The case of what the Cubs should do with Samardzija is unique. On one hand, he is an incredibly talented pitcher who shows the upside of an ace. On the other hand, his inconsistencies make everyone wonder whether he will ever put it all together. The Cubs are put in a tricky situation, because when they discuss a contract extension with Samardzija, they have to put an emphasis on his inconsistent performance, but when discussing him in a trade with other teams, they want his raw talent and upside to be at the forefront.

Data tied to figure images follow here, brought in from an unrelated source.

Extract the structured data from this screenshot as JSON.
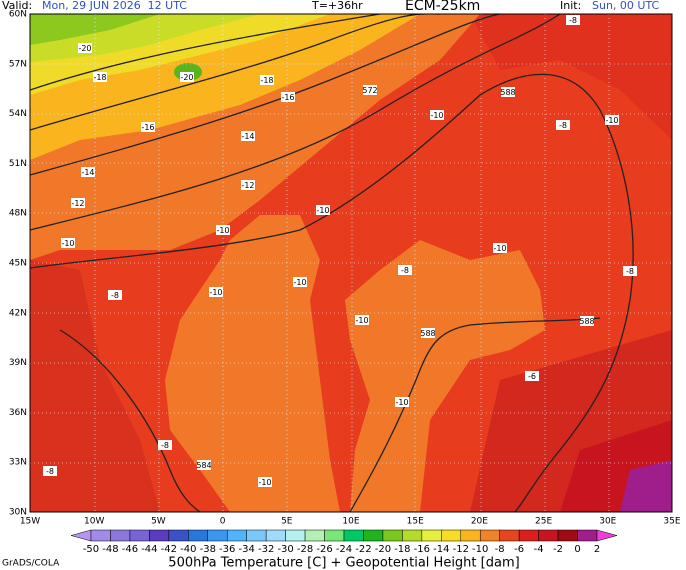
{
  "header": {
    "valid_label": "Valid:",
    "valid_time": "Mon, 29 JUN 2026  12 UTC",
    "forecast_hour": "T=+36hr",
    "model": "ECM-25km",
    "init_label": "Init:",
    "init_time": "Sun, 00 UTC"
  },
  "map": {
    "lat_labels": [
      "60N",
      "57N",
      "54N",
      "51N",
      "48N",
      "45N",
      "42N",
      "39N",
      "36N",
      "33N",
      "30N"
    ],
    "lon_labels": [
      "15W",
      "10W",
      "5W",
      "0",
      "5E",
      "10E",
      "15E",
      "20E",
      "25E",
      "30E",
      "35E"
    ],
    "contour_labels": [
      "-20",
      "-18",
      "-20",
      "-18",
      "-16",
      "-16",
      "-14",
      "-12",
      "-14",
      "-12",
      "-10",
      "-10",
      "-10",
      "-10",
      "-8",
      "-8",
      "-10",
      "-10",
      "-8",
      "-8",
      "-8",
      "-10",
      "-10",
      "-10",
      "-6",
      "-10",
      "-8",
      "-8",
      "-10",
      "572",
      "588",
      "588",
      "588",
      "584"
    ]
  },
  "colorbar": {
    "labels": [
      -50,
      -48,
      -46,
      -44,
      -42,
      -40,
      -38,
      -36,
      -34,
      -32,
      -30,
      -28,
      -26,
      -24,
      -22,
      -20,
      -18,
      -16,
      -14,
      -12,
      -10,
      -8,
      -6,
      -4,
      -2,
      0,
      2
    ],
    "colors": [
      "#b496f0",
      "#a08ce6",
      "#8c78dc",
      "#7864d2",
      "#5a3cbe",
      "#3c50c8",
      "#2878dc",
      "#3c96f0",
      "#50b4fa",
      "#78c8fa",
      "#a0dcfa",
      "#b4f0f0",
      "#b4f0b4",
      "#78e678",
      "#00c864",
      "#1eb41e",
      "#78c81e",
      "#b4dc28",
      "#e6f03c",
      "#fadc28",
      "#fab41e",
      "#f08228",
      "#e6461e",
      "#dc1e1e",
      "#c8141e",
      "#a00a14",
      "#a01e8c",
      "#f03cdc"
    ],
    "title": "500hPa Temperature [C] + Geopotential Height [dam]"
  },
  "footer": {
    "credit": "GrADS/COLA"
  }
}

Samardzija is intent to sit back and wait until the Cubs pay him what he believes he is worth. If they don’t, he seems willing to bet that he will receive the money he desires on the open market. The Cubs simply will not overpay in an extension for Samardzija. He has looked dominant at times and his talent is obvious, but he has yet to establish himself. Also, despite his lack of experience, he is already 29 years old. They cannot attach themselves to an unproven player who is older than his experience suggests without getting some sort of discount. Samardzija has every right to bet on himself and go to free agency if needed, but I do not blame the Cubs for not overspending.
With scouts from 12 MLB teams watching his Spring Training start the other day, there seems to be plenty of interest on the market. When it comes down to it, trading Samardzija for a crop of prospects is starting to look likely. That being said, the Cubs have him under contract for two more seasons. They have the advantage of waiting out the market to make sure they get full value for their player, but if they wait too long, he could lose value. That’s why a trade before the season seems unlikely, but I think he will be dealt before the July 31 trade deadline.
With the king’s ransom of prospects that the Cubs received from the Texas Rangers in the Matt Garza deal last season, I am confident that the Cubs will land a fair return in any deal involving Samardzija. It may not be ideal, but if they cannot come to an agreement on an extension soon, a trade is the best thing for both parties.